如何在不使用Stack的字符的ArrayList中读取数字

Question

  

我正在创建一个CharacterList of Characters来读取我输入的每一个。如果我的输入为0-9，我的ctr将为+1，当我的输入为运算符时，我的ctr将为-1，但我如何才能将此数字（例如12）作为一个语句读取？我能得到什么最好的选择？

     

继承我的守则：

  class Validation2
{
 static Scanner input=new Scanner(System.in);
 static String confirmation = null;
public static void main(String args[])
{

    int ctr=0;
    ArrayList<Character> list=new ArrayList<Character>();
    String notation;


    do
    {

        System.out.println("Enter Postfix Notation: ");
        notation =input.nextLine();

    if(notation.matches("[A-Za-z]") || notation.matches("[\\p{Punct}&&[^_]]+"))
    {
        System.out.println("Invalid Input sorry.");
    }
    else if(notation.charAt(0) <= 0 || notation.charAt(1) >= 9)
    {
     for(int x = 0; x < notation.length(); x++)
     {
        list.add(notation.charAt(x));

        if(list.get(x).equals('/') || list.get(x).equals('*')||list.get(x).equals('-')|| list.get(x).equals('+'))
        {
                 ctr--;
                 System.out.println(list.get(x));
        }
         else if(list.get(x) <= 0 || list.get(x) >= 9)
                 ctr++;

         }
     }
    else if(notation.charAt(0) == '/' || notation.charAt(0) == '*' || notation.charAt(0) == '-' || notation.charAt(0) == '+' ||
            notation.charAt(1) == '/' || notation.charAt(1) == '*' || notation.charAt(1) == '-' || notation.charAt(1) == '+')
            System.out.println("The first two numbers should be operands");

    if(ctr == 1)
    {
        System.out.println("The post fix is valid");

    }
    else
    {
        System.out.println("The post fix is invalid");
    }

    System.out.println(ctr);
    ctr = 0;
    list.clear();
    System.out.println("Do you want to Continue? Y/N");
    confirmation = input.nextLine().toUpperCase();



     }while(confirmation.equals("Y"));


}

Answer 1

不要使用数组列表进行后缀表示法。使用简单的堆栈并相应地删除操作员的数字。可以使用简单的Deque（例如LinkedList）来实现堆栈。

这是一个示例实现：

package tk.manf.util.collection;

import java.util.Deque;
import java.util.Iterator;
import java.util.LinkedList;

/**
 * LiFo implementation using a LinkedList
 * @author Björn 'manf' Heinrichs
 */
public class Stack<V> implements Iterable<V> {
    private final Deque<V> data;

    public Stack() {
        this.data = new LinkedList<>();
    }

    /**
     * Retrieves and removes the last element of this stack.

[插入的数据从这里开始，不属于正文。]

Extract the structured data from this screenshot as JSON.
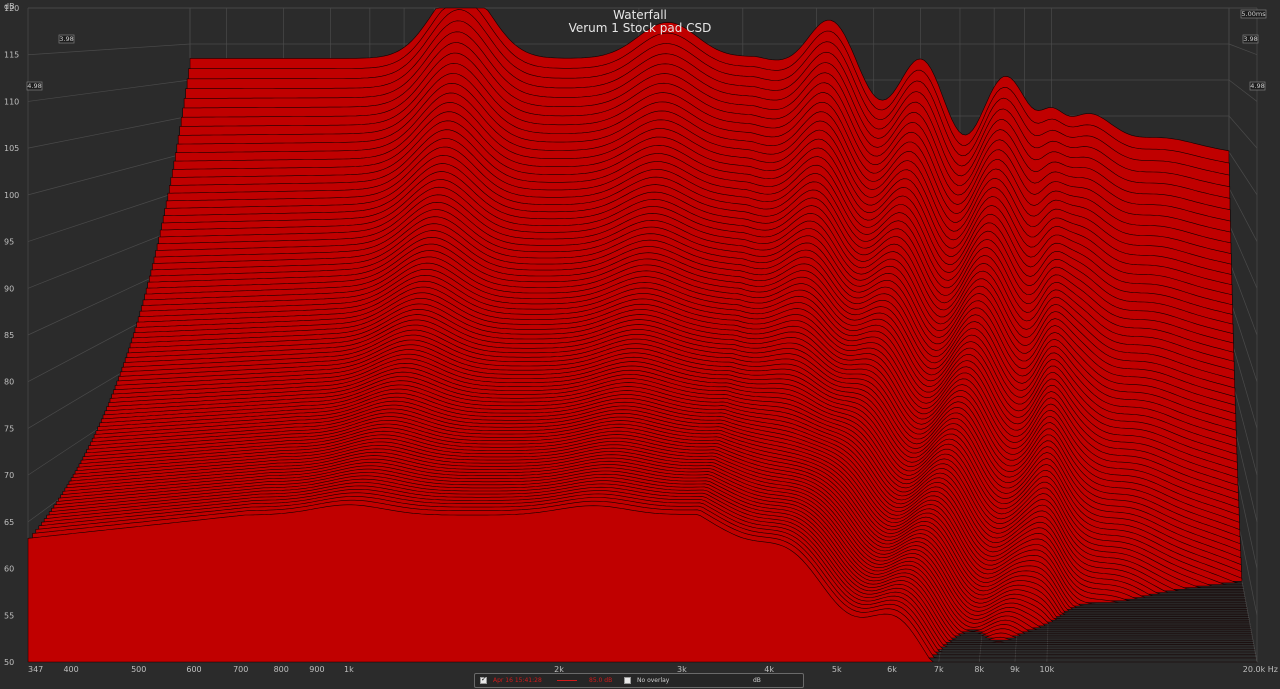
{
  "chart_data": {
    "type": "waterfall",
    "title": "Waterfall",
    "subtitle": "Verum 1 Stock pad CSD",
    "ylabel": "dB",
    "ylim": [
      50,
      120
    ],
    "y_ticks": [
      "50",
      "55",
      "60",
      "65",
      "70",
      "75",
      "80",
      "85",
      "90",
      "95",
      "100",
      "105",
      "110",
      "115",
      "120"
    ],
    "x_scale": "log",
    "xlim": [
      347,
      20000
    ],
    "x_ticks": [
      {
        "f": 347,
        "label": "347"
      },
      {
        "f": 400,
        "label": "400"
      },
      {
        "f": 500,
        "label": "500"
      },
      {
        "f": 600,
        "label": "600"
      },
      {
        "f": 700,
        "label": "700"
      },
      {
        "f": 800,
        "label": "800"
      },
      {
        "f": 900,
        "label": "900"
      },
      {
        "f": 1000,
        "label": "1k"
      },
      {
        "f": 2000,
        "label": "2k"
      },
      {
        "f": 3000,
        "label": "3k"
      },
      {
        "f": 4000,
        "label": "4k"
      },
      {
        "f": 5000,
        "label": "5k"
      },
      {
        "f": 6000,
        "label": "6k"
      },
      {
        "f": 7000,
        "label": "7k"
      },
      {
        "f": 8000,
        "label": "8k"
      },
      {
        "f": 9000,
        "label": "9k"
      },
      {
        "f": 10000,
        "label": "10k"
      },
      {
        "f": 20000,
        "label": "20.0k Hz"
      }
    ],
    "time_ticks_left": [
      "3.98",
      "4.98"
    ],
    "time_ticks_right": [
      "5.00ms",
      "3.98",
      "4.98"
    ],
    "slice_color": "#c00000",
    "slice_line_color": "#140000",
    "grid": true,
    "legend_position": "bottom-center",
    "series": [
      {
        "name": "Apr 16 15:41:28",
        "value": "85.0 dB"
      }
    ]
  },
  "legend": {
    "series_name": "Apr 16 15:41:28",
    "series_value": "85.0 dB",
    "overlay_label": "No overlay",
    "unit": "dB"
  }
}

This method 
     * throws an exception if this stack is empty.
     *
     * @return the tail of this deque
     * @throws java.util.NoSuchElementException if this stack is empty
     */
    public V remove() {
        return data.removeLast();
    }

    /**
     * Retrieves, but does not remove, the last inserted element
     * or returns {@code null} if this stack is empty.
     *
     * @return the last inserted element or {@code null} if this stack is empty
     */
    public V top() {
        return data.peekLast();
    }

    public int size() {
        return data.size();
    }

    public void add(V t) {
        data.add(t);
    }

    public void clear() {
        data.clear();
    }

    @Override
    public Iterator<V> iterator() {
        return data.iterator();
    }
}

（SRC）

Answer 2

Character(objects) ArrayList不适合保留单个字符。而是使用CharSequence ArrayList，并以与操纵CharSequence相同的方式操纵Strings个对象。